Needless to say, the home made baby led weaning Instagram accounts got unfollowed, the Montessori playtime activities got substituted for Bing and nursery rhymes on Youtube and I got the guilts.
I bought myself a life planner – wrote lists and targets and affirmations in it of how I was going to manage things better. I got up earlier and earlier each day – trying to maximise my day, get a workout done, get organised, make her healthy food again – ‘stay at the top of my game!!!’ What actually happened was I lost my mind.
IF you saw the Suranne Jones drama ‘I am Victoria’ this summer, you pretty much met me earlier this year (or a poor relation with a bigger bum anyway). Doing more and more to less and less effect, becoming increasingly manic and defensive and doing anything – anything to try and wrest back control. Didn’t work. By summer this year, my brain gave out on me. After getting everything I ever wanted, I found myself in a play barn one morning sobbing uncontrollably and wanting it just all to be over. Fortunately, that perfect daughter of mine was reason enough to stick around for, and I quit my job.

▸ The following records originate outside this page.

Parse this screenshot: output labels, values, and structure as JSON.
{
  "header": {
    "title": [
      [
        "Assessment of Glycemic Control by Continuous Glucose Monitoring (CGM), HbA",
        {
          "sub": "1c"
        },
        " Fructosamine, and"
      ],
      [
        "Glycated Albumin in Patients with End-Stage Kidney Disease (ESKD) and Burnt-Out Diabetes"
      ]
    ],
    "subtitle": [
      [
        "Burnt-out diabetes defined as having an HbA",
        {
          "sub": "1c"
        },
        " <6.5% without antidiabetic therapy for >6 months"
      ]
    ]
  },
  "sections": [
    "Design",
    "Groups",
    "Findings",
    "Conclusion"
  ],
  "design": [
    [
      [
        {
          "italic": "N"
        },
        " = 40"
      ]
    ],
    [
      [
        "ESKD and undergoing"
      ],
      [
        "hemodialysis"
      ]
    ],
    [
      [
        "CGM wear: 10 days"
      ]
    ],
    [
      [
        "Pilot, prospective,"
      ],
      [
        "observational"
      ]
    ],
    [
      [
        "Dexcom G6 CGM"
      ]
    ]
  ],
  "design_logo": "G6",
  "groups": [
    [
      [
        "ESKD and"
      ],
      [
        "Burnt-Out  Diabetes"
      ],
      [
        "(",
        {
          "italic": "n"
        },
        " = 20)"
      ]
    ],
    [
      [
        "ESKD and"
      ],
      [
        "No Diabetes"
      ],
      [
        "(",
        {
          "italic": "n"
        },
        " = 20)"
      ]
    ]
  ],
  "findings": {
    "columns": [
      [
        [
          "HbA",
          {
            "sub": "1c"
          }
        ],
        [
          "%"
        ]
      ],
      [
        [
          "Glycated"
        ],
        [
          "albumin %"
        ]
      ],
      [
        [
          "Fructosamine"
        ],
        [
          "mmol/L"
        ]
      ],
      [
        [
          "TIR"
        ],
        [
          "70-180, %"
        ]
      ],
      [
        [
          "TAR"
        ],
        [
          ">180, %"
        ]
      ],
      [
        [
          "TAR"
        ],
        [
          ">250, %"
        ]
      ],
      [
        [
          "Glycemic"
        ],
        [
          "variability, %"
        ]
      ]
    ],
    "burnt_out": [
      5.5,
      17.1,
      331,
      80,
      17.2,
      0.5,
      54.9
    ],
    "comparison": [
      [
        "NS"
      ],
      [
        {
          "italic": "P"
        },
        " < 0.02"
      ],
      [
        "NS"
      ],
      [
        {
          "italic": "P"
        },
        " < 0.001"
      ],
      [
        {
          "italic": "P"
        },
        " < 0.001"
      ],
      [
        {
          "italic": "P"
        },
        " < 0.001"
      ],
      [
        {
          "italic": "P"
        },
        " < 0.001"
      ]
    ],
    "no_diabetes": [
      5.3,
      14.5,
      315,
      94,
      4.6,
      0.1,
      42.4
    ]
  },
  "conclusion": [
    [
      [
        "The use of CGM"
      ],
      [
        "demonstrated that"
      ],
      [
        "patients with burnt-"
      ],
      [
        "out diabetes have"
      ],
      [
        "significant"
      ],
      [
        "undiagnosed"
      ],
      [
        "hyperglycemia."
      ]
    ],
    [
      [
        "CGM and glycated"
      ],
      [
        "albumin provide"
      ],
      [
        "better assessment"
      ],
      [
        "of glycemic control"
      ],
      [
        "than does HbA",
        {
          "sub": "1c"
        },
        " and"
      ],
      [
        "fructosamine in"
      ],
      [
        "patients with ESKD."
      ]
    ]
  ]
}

I was lucky enough to have a strong enough mum squad around me to help me pick up the pieces and be honest enough to share their own experiences of maternal mental health. It made me realise that no one gets an easy ride with motherhood – especially not now. I was inspired to set up my business ‘Mabel’s Mummies’ with a hope that we could be a source of help and support for other mothers. We could encourage other mothers to take time out for themselves, could help other mothers find their own mum squad and help fund important maternal mental health work by donating to Pandas Foundation.
My health visitor was almost right. I did get depression, I would argue mine wasn’t post-natal – it was post-maternity leave when the demands of being a working mother just got too much. I was immensely lucky that I was in a position to leave my job and start something new. If Covid hadn’t happened, would this have happened to me? I’m not sure – I do know though that as a society, there is just an assumption that mothers will return to work and manage. There is no support for this second massive transition in our lives – just sky-high nursery fees and a fear of being judged as having lost it ‘since she got baby brain’. But we carry on. And in the process we lose something of ourselves.
I was lucky, I’m getting help and support. I hope what we are trying to achieve with Mabel’s Mummies helps others too.